I headed straight to the monkey mountain, one stop away from Beppu on the JR line. It had more monkeys than I’ve ever seen. Thousands.
And during feeding time, they literally piled 3 layers high while stampeding to grab every last food pellet.
I spent quite a few hours up there walking around, taking pictures, chatting with a group of students from APU and one of the staff members.
Before hiking down and catching a train to my next stop: Shimonoseki.
Shimonoseki is the last city at the extreme Western tip of Honshu, Japan’s main island, and an important connecting point to South Korea (you can get there in a matter of hours on a high-speed hydrofoil). It’s also separated from the island of Kyushu only by a very narrow strait, which you can cross either via a highway bridge or an underwater foot tunnel. I thought it might be a quick and interesting stop on my way back to walk across, under the water.
So although my Lonely Planet suggested taking a bus from Shimonoseki station to the tunnel entrance I decided to go by foot. I’ve found that while traveling, the coolest experiences often pop up in the most unexpected places.
This was not one of those cases.
The walk was just as long and uninteresting as LP suggested – scarcely even a restaurant to stop and eat at. Just big office buildings and apartments for about an hour and a half. Oh well 😛
Finally I located the bridge, and the elevators down to the tunnel.
I walked across, snapped some pictures from the opposite side, and walked back.
Although I still had a full day on my railpass, after a small amount of debate (about going back to Hakata for one more bowl of that nation-wide famous ramen) I decided to just return home to Kyoto.

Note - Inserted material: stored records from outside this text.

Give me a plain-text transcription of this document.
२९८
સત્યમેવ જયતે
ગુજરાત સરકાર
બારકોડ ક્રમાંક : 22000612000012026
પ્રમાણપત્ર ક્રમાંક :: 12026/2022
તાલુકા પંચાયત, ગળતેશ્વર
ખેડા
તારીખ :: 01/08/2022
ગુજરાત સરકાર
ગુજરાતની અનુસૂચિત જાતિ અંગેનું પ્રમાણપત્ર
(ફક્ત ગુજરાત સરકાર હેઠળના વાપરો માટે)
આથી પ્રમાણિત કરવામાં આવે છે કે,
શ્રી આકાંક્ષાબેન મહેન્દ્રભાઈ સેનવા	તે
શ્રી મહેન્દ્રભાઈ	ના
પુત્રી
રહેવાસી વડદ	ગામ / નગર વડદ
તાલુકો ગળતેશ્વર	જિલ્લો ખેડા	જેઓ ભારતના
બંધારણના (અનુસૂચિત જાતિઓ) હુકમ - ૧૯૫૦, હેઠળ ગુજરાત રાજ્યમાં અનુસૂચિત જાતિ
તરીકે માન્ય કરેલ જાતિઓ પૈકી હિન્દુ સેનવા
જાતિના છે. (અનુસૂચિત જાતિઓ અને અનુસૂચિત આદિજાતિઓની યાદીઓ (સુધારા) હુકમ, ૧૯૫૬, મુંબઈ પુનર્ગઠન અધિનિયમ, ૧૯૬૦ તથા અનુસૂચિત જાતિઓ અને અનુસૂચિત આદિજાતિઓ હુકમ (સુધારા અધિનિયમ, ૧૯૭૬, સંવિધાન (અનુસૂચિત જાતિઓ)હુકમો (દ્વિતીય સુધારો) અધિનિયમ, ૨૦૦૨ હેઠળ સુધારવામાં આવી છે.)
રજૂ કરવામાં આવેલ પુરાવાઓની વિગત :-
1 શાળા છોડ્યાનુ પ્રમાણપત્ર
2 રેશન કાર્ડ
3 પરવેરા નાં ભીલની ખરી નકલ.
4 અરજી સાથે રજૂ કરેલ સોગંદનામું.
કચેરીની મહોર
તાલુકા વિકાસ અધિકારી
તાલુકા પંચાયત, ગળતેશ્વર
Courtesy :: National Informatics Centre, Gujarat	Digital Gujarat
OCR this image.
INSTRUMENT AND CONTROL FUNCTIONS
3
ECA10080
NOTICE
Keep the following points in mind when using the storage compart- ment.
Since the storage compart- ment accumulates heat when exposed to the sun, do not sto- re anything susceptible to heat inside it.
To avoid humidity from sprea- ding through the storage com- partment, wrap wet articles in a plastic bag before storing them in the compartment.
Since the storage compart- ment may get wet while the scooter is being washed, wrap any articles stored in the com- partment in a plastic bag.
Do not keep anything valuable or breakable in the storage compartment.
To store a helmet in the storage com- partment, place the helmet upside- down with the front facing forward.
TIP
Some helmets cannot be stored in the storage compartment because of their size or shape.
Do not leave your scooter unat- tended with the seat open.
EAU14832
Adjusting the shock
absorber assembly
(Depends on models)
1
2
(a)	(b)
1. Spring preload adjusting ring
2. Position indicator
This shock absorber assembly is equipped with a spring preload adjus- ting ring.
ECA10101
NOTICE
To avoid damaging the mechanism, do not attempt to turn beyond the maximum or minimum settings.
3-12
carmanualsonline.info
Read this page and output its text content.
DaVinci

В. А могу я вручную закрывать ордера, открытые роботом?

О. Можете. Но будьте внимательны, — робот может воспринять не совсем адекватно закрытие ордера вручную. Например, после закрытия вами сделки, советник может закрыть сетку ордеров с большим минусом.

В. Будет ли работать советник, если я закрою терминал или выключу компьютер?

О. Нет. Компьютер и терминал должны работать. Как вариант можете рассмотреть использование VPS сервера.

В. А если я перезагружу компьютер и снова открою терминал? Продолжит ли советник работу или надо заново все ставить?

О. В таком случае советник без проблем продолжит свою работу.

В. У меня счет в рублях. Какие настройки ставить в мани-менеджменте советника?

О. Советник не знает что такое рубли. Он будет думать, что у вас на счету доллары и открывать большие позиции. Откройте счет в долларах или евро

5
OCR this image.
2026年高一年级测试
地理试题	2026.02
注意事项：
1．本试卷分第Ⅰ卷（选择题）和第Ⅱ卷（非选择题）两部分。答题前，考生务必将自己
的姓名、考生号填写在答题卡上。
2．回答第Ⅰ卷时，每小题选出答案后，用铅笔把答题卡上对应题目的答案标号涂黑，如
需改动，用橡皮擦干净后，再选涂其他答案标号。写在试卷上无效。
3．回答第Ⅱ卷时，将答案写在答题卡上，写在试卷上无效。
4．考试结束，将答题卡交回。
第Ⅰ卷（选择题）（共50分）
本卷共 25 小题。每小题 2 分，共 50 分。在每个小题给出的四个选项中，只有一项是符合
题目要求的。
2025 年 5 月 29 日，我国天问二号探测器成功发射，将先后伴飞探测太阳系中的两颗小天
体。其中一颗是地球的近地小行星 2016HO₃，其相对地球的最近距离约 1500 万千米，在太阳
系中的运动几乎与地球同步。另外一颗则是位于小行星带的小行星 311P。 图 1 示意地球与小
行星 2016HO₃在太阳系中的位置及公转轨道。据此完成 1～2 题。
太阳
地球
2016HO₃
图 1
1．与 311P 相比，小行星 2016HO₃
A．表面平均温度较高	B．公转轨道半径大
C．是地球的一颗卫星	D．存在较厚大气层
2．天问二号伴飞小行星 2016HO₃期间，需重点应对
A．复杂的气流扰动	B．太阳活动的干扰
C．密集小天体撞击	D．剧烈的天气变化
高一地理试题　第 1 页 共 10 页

It may not seem like it from all the events listed in Japan Notes 2-4, but by end of this trip through Kyushu I’d really started to feel like I’ve done everything I want to do at this end of the country. Whenever I finished an activity I found myself struggling to figure out what to do next. That’s not to say there’s nothing I haven’t seen down here; just that with all the places I’ve never been, I think it’s time to call it quits on Kyushu.